Now in February 2016 President Jacob Zuma, in his State of The Nation address talked about land expropriation. Is this another dummy or ploy to lull Africans into a false sense of security over their land dispossession? The ANC abandoned the land question in 1955 when it dumped the objectives of the 1912 ANC and merely used the name “ANC.”

The ANC will never resolve land question in South Africa. Its “Freedom Charter” long renounced the land question. Its “willing seller and willing buyer” policy is an unmitigated disaster. Its CODESA negotiators did not even try to negotiate on land. Its “expropriation” of land too will fail. Why? Because the ANC leaders do not know to whom this African country belongs.

In 1988 an official of the ANC, Francis Meli, was assigned to write the authorised history of the ANC. The title of his book was ‘South Africa Belongs To Us.’ The author sat on the fence concerning who was this “US”. A reviewer of the book had to write: “Even in a book like this, the ANC does not spell out to whom it believes the country belongs. At the end of reading ‘South Africa Belongs To Us’, we still do not know to whom the ANC believes the land belongs.” (South Africa Belongs To Us: A History Of The ANC, by Francis Meli, Zimbabwe House Review – October-November 1988)

Today, in many parts of the country the ANC government has plans “to exhume human remains from cemeteries and bury them in mass graves to make room for new burials.” This is repugnant to African culture. So even the dead are now being dispossessed of land.

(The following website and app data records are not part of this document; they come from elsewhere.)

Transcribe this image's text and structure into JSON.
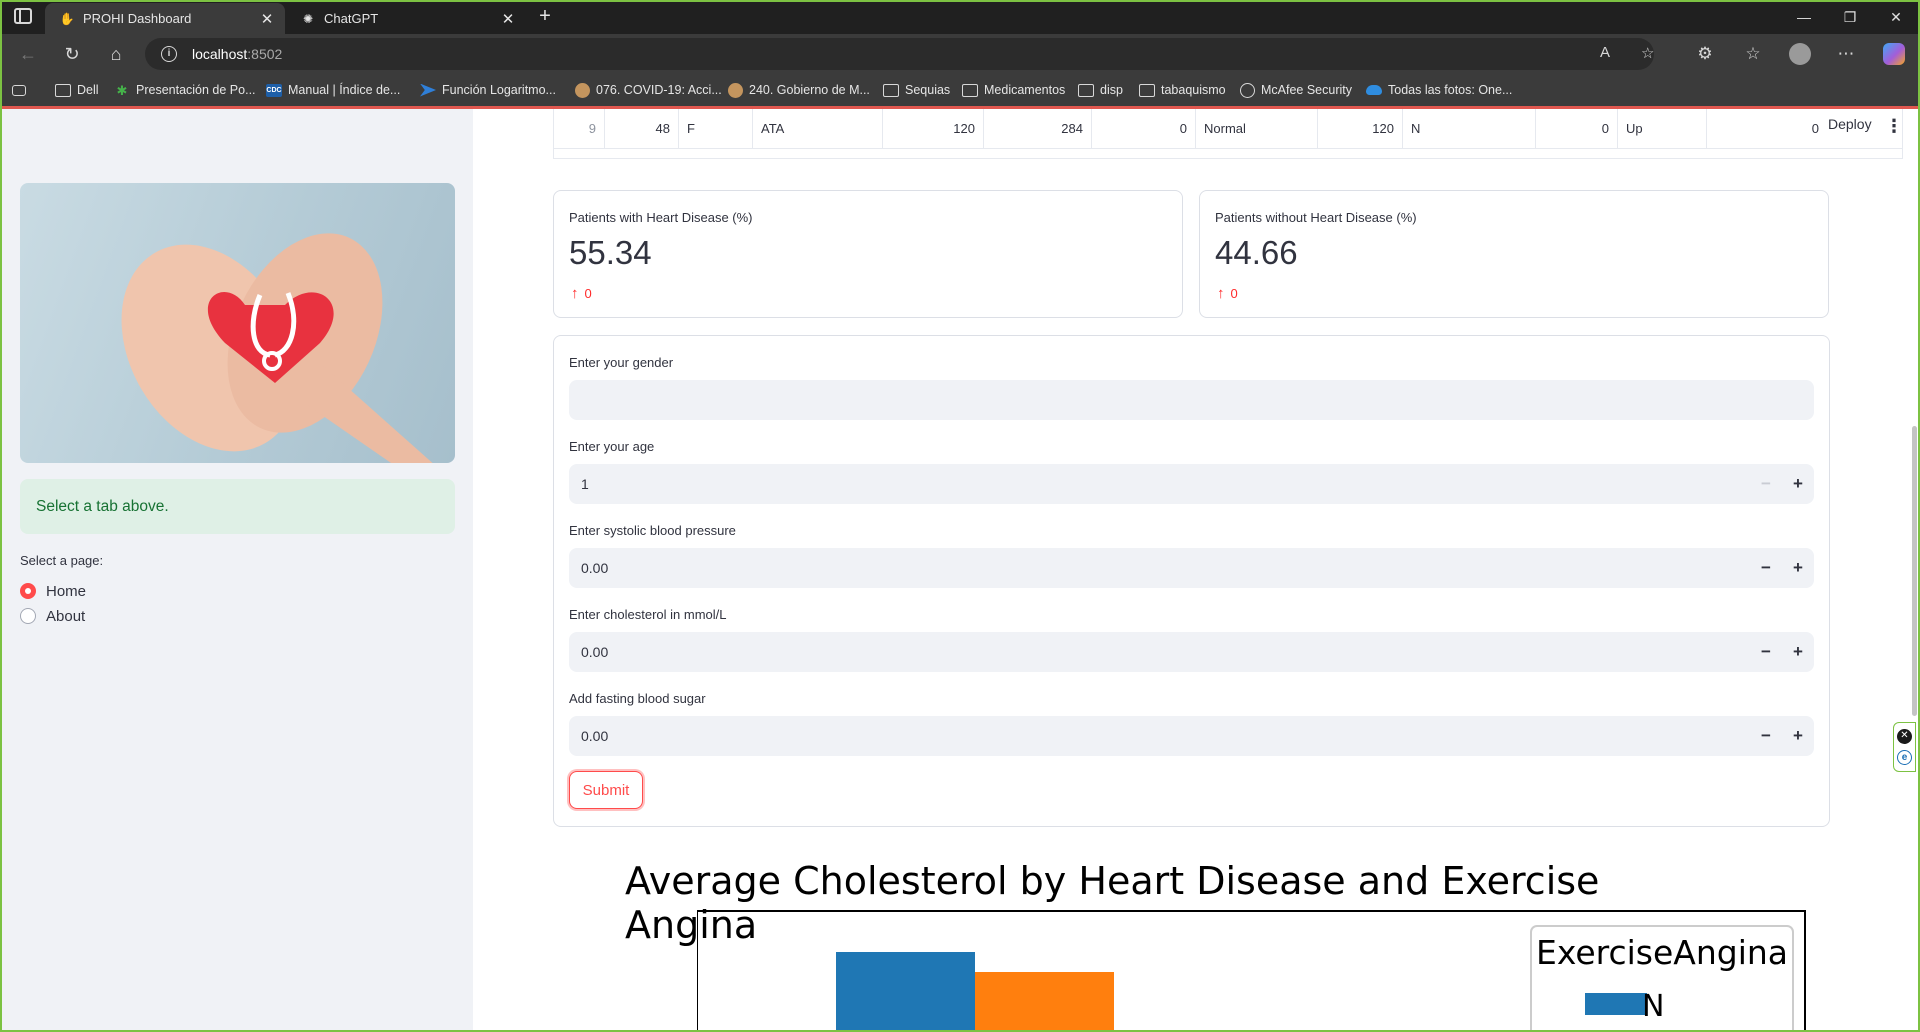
{
  "browser": {
    "tabs": [
      {
        "title": "PROHI Dashboard",
        "active": true
      },
      {
        "title": "ChatGPT",
        "active": false
      }
    ],
    "new_tab": "+",
    "url_host": "localhost",
    "url_port": ":8502",
    "bookmarks": [
      {
        "label": "Dell",
        "icon": "folder"
      },
      {
        "label": "Presentación de Po...",
        "icon": "green"
      },
      {
        "label": "Manual | Índice de...",
        "icon": "cdc"
      },
      {
        "label": "Función Logaritmo...",
        "icon": "arrow"
      },
      {
        "label": "076. COVID-19: Acci...",
        "icon": "circle"
      },
      {
        "label": "240. Gobierno de M...",
        "icon": "circle"
      },
      {
        "label": "Sequias",
        "icon": "folder"
      },
      {
        "label": "Medicamentos",
        "icon": "folder"
      },
      {
        "label": "disp",
        "icon": "folder"
      },
      {
        "label": "tabaquismo",
        "icon": "folder"
      },
      {
        "label": "McAfee Security",
        "icon": "globe"
      },
      {
        "label": "Todas las fotos: One...",
        "icon": "cloud"
      }
    ]
  },
  "sidebar": {
    "info_text": "Select a tab above.",
    "page_label": "Select a page:",
    "options": [
      {
        "label": "Home",
        "selected": true
      },
      {
        "label": "About",
        "selected": false
      }
    ]
  },
  "table": {
    "row": [
      "9",
      "48",
      "F",
      "ATA",
      "120",
      "284",
      "0",
      "Normal",
      "120",
      "N",
      "0",
      "Up",
      "0"
    ],
    "deploy_label": "Deploy"
  },
  "metrics": [
    {
      "label": "Patients with Heart Disease (%)",
      "value": "55.34",
      "delta": "0"
    },
    {
      "label": "Patients without Heart Disease (%)",
      "value": "44.66",
      "delta": "0"
    }
  ],
  "form": {
    "gender_label": "Enter your gender",
    "gender_value": "",
    "age_label": "Enter your age",
    "age_value": "1",
    "bp_label": "Enter systolic blood pressure",
    "bp_value": "0.00",
    "chol_label": "Enter cholesterol in mmol/L",
    "chol_value": "0.00",
    "sugar_label": "Add fasting blood sugar",
    "sugar_value": "0.00",
    "minus": "−",
    "plus": "+",
    "submit_label": "Submit"
  },
  "chart_data": {
    "type": "bar",
    "title": "Average Cholesterol by Heart Disease and Exercise Angina",
    "legend_title": "ExerciseAngina",
    "legend_placement": "top-right",
    "series": [
      {
        "name": "N",
        "color": "#1f77b4"
      },
      {
        "color": "#ff7f0e"
      }
    ]
  }
}
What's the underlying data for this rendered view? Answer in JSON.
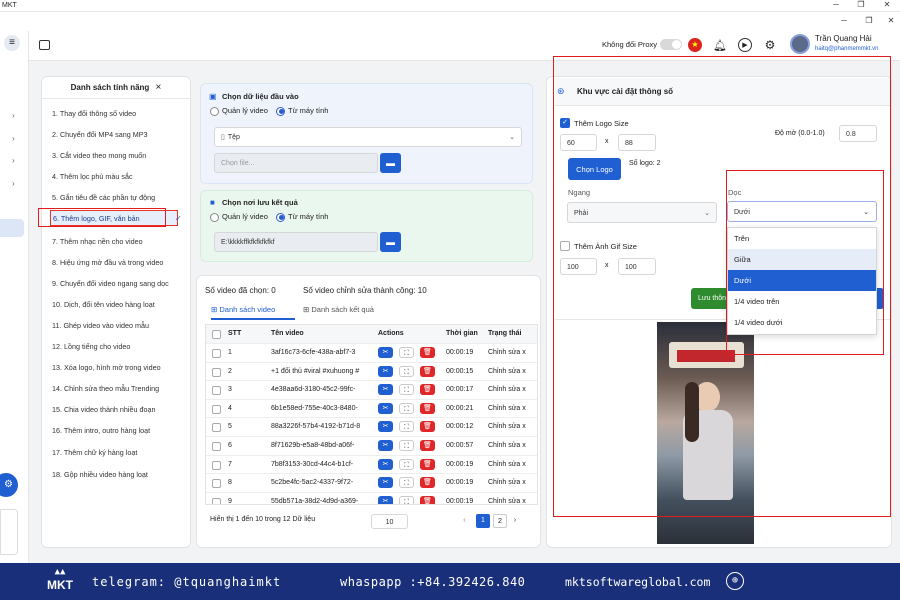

Anyway, Prince Maqoma who the colonial regime imprisoned on Robben Island for fighting for the return of land to the colonially dispossessed Africans had spoken: “We are to have the land again….Our land is us….Without land we cannot be.”

* Dr. Motsoko Pheko is author of books such as: ‘Land Is Money And Power and Apartheid: The Story Of A Dispossessed ‘ and ‘South Africa: Betrayal Of A Colonised People’. He is a former Member of the South African Parliament.)